R Squared for 2004 win %: .0428
R Squared for 2004 Pythagorean win %: .3097

When we examine only teams with a significant difference in actual and expected winning percentage the predictive power of their actual record practically disappears. The predictive power of the Pythagorean method is much smaller as well, but a relationship can still be deciphered.

The final study is the same as the first, but this time with the 22 teams with significant differences removed.

R Squared for 2004 win %: .5750
R Squared for 2004 Pythagorean win %: .5826

This result is pretty logical. When a team's actual record closely matches its predicted record, both do a pretty good job of predicting the team's record the next year.

With this data, we can conclude that the Pythagorean Theorem is applicable to college football, and when prospecting forward it is best to look at a team's ratio of points scored to points allowed rather than their actual record.

Hoya Suxa said...

Matt,

Nice job with the pythagoras stuff.

Just to make sure that your data accurate, the exponent for the pythagorean formula is not 2. It's actually closer to 2.37.

(Note: The 2.37 exponent is actually the correct value for NFL football, but given the fact that I haven't sat down and gone through enough college football games to come up with an applicable exponent for the college version, the 2.37 value is sufficient.)

If you want to double check your numbers, I put together a pythagoras table for 2004 and 2005 on my blog a while back. The link is:

http://orange44.blogspot.com/2005/12/bonanza-of-numbers-part-i.html

The difference should be negligible, but it can never hurt to be sure.

matt said...

Thanks, Matt. Actually I did use 2.37. I should have mentioned that in the body of the post.

Hoya Suxa said...

Excellent.

Nothing breaks up the doldrums of late-June like some pythagoras.

Anonymous said...

How do you decide what the "correct" exponent for the pythagorean formula is? If you're fitting it to previous data, that seems like the statistical version of telling yourself what you want to hear. :-)

Matt Crawford said...

I don't know if you'll see this comment on such an old post, but I just took a look at the last 5 years, and the best exponent for college is much lower, at 1.8.

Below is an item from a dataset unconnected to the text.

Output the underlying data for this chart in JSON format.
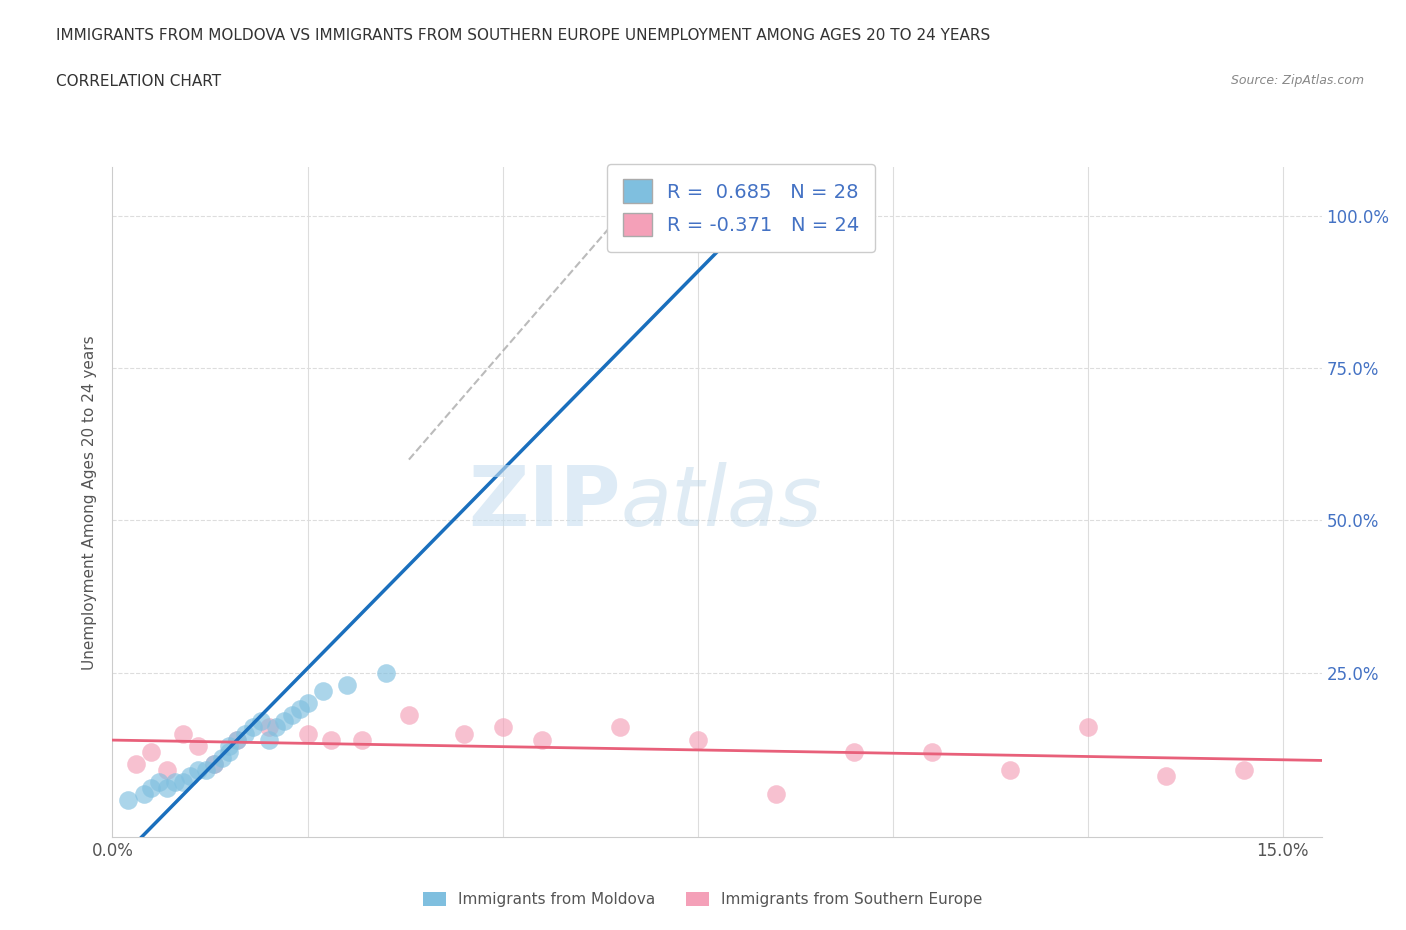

I'm guessing that the number of blowouts actually decreases the best exponent, because putting up 55 points doesn't really mean you have a good team. In the NFL, putting up a lot of points is much more indicative of quality.

I have a big spreadsheet if you want it.

Matt Crawford said...

I actually started by looking at 1986, which could provide a nice sanity check for the last five years. And the best exponent was 1.8 for that year too.